Printed texts (p-texts) are more than convenient (if now antiquated) containers for text; they are historical artifacts, and much of their significance derives not from the text within them, but from the container itself: the typography, the binding, the material inserted by the publisher before and after the text itself, the dust-wrapper, the marginalia of previous owners.

P-texts have an origin: a definite germination in the mind of an author, a set of historical events that triggered composition.

P-texts have collateral historical texts: an associated set of manuscripts, printers’ proofs, correspondence between the author and her agent and publisher.

P-texts have a reception history: post-publication reviews, first inclusions in anthologies and "canonizing" collections or series.

P-texts have publication histories: first editions, second editions, states, revisions, reissues, reproductions, republications, translations.

P-texts are prepared by professionals: authors, agents, editors, typesetters and layout specialists.

All of these things serve to make the transcription of a p-text into electronic form (e-text) by amateurs a much more difficult proposition than one would think when looking at the masses of e-text available today on the World Wide Web. Most of those e-texts, unfortunately, strip the p-text of its history, origin, collateral, reception and publication history, creating a dangerously unsound approximation of the original p-text, and leaving e-text transcribers open to charges, from more traditional scholars, that they are contributing to "the death of literature".

From P-Text To E-Text: Being An E-Text Transcriber

Sven Birkerts and other prophets of the "death of the book" aside, there is good reason for scholars and readers to applaud the proliferation of electronic literary texts (e-texts) on the World Wide Web. No only are such texts free to readers and scholars alike, but:

  • e-texts offer transcribers (people who construct electronic literary texts) a rich toolset for annotating, explicating and enriching the texts on which they work in unobtrusive ways, providing cultural context for works that might otherwise be too dense for general readers

  • the machine-readable format of such texts allows scholars to engage easily in various kinds of grammatical and lexical analyses that are difficult if not impossible to perform on printed texts (p-texts)

  • the World Wide Web makes the work of transcribers immediately available to a worldwide community of readers and scholars, and circumvents the market mechanisms that keep many great works of literature either out-of-print completely or available only in expensive, hard-to-locate editions.

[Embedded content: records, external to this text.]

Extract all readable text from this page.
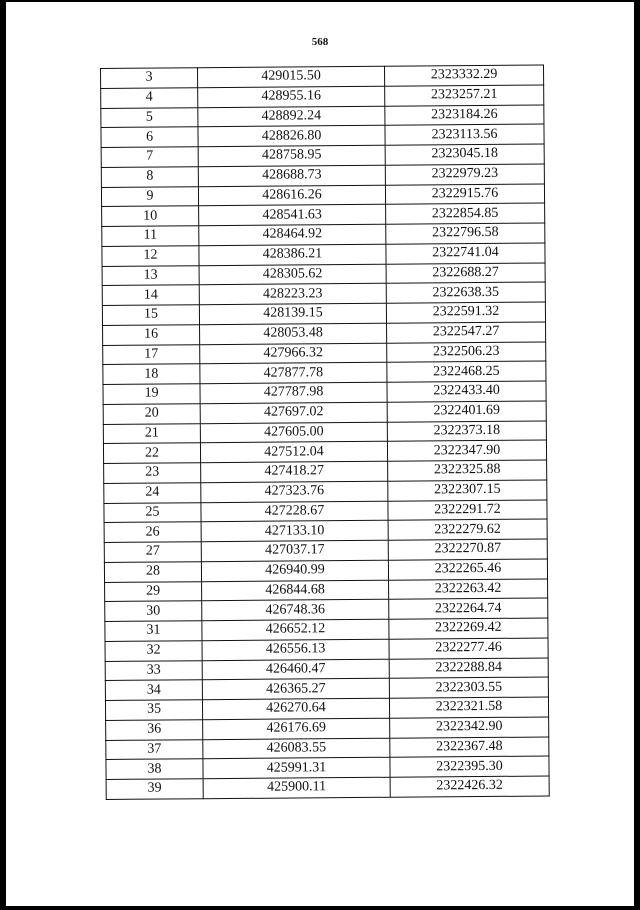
568
3	429015.50	2323332.29
4	428955.16	2323257.21
5	428892.24	2323184.26
6	428826.80	2323113.56
7	428758.95	2323045.18
8	428688.73	2322979.23
9	428616.26	2322915.76
10	428541.63	2322854.85
11	428464.92	2322796.58
12	428386.21	2322741.04
13	428305.62	2322688.27
14	428223.23	2322638.35
15	428139.15	2322591.32
16	428053.48	2322547.27
17	427966.32	2322506.23
18	427877.78	2322468.25
19	427787.98	2322433.40
20	427697.02	2322401.69
21	427605.00	2322373.18
22	427512.04	2322347.90
23	427418.27	2322325.88
24	427323.76	2322307.15
25	427228.67	2322291.72
26	427133.10	2322279.62
27	427037.17	2322270.87
28	426940.99	2322265.46
29	426844.68	2322263.42
30	426748.36	2322264.74
31	426652.12	2322269.42
32	426556.13	2322277.46
33	426460.47	2322288.84
34	426365.27	2322303.55
35	426270.64	2322321.58
36	426176.69	2322342.90
37	426083.55	2322367.48
38	425991.31	2322395.30
39	425900.11	2322426.32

However, it’s not hard to see how Birkerts and others could get cultural heartburn looking at the textual junkyard that the WWW has become. In the case of electronic literary texts in particular, a number of critical failures on the part of e-text transcribers during the transcription and publication of their e-texts has left the nascent e-text industry open to all sorts of charges, some more serious than others, but all well-founded. Generally, these transcription failures can be classified as follows:

  • The "a text is a text is a text" fallacy: most transcribers fail to provide any provenance whatsoever for their e-texts, as though all versions of, say, Conrad’s Heart of Darkness, are textually and morally equivalent to one another. In many cases, a particular edition of a text is selected only because it is no longer governed by copyright laws: a criterion which is in and of itself irrelevant in selecting a reliable text to transcribe. In addition, many if not most literary texts changed over their publication life, both because they were revised by their authors and because the publication process itself introduces various kinds of errors and omissions into the text, and the documentation and comparison of these changes is an essential part of the e-text transcriber’s job.

  • The "the book is just a container" fallacy: many transcribers fail to provide any information on the format, binding, collation, state or issue of the text they are transcribing, stripping the text of its identity, and leaving the reader poorer in her knowledge of the text and her understanding of the form in which the text appeared before the public. Consider this illustration of the container fallacy from William Faulker’s corpus:

    First US trade paperback, 1948, its cover promising lasciviousness amd suggesting good beach reading.

    A Signet re-issue, two years later in 1950, as mores have changed to valorize the "compassionate love story" and the sickly, helpless female.

    A re-issue in 1959, after Faulkner has won the Novel Prize for Literature, and the decision has been made to present The Wild Palms as two connected stories, rather than a single novel (The Old Man was contained in all editions of the novel since its first edition).

    Three Paperback Editions of William Faulkner's The Wild Palms

    This example clearly shows that the book is much more than a container for text: it is often the key indicator of the role, status and function of the text in a given social context at a given point in time. E-text transcribers must be sensitive to this sort of context, but most are not.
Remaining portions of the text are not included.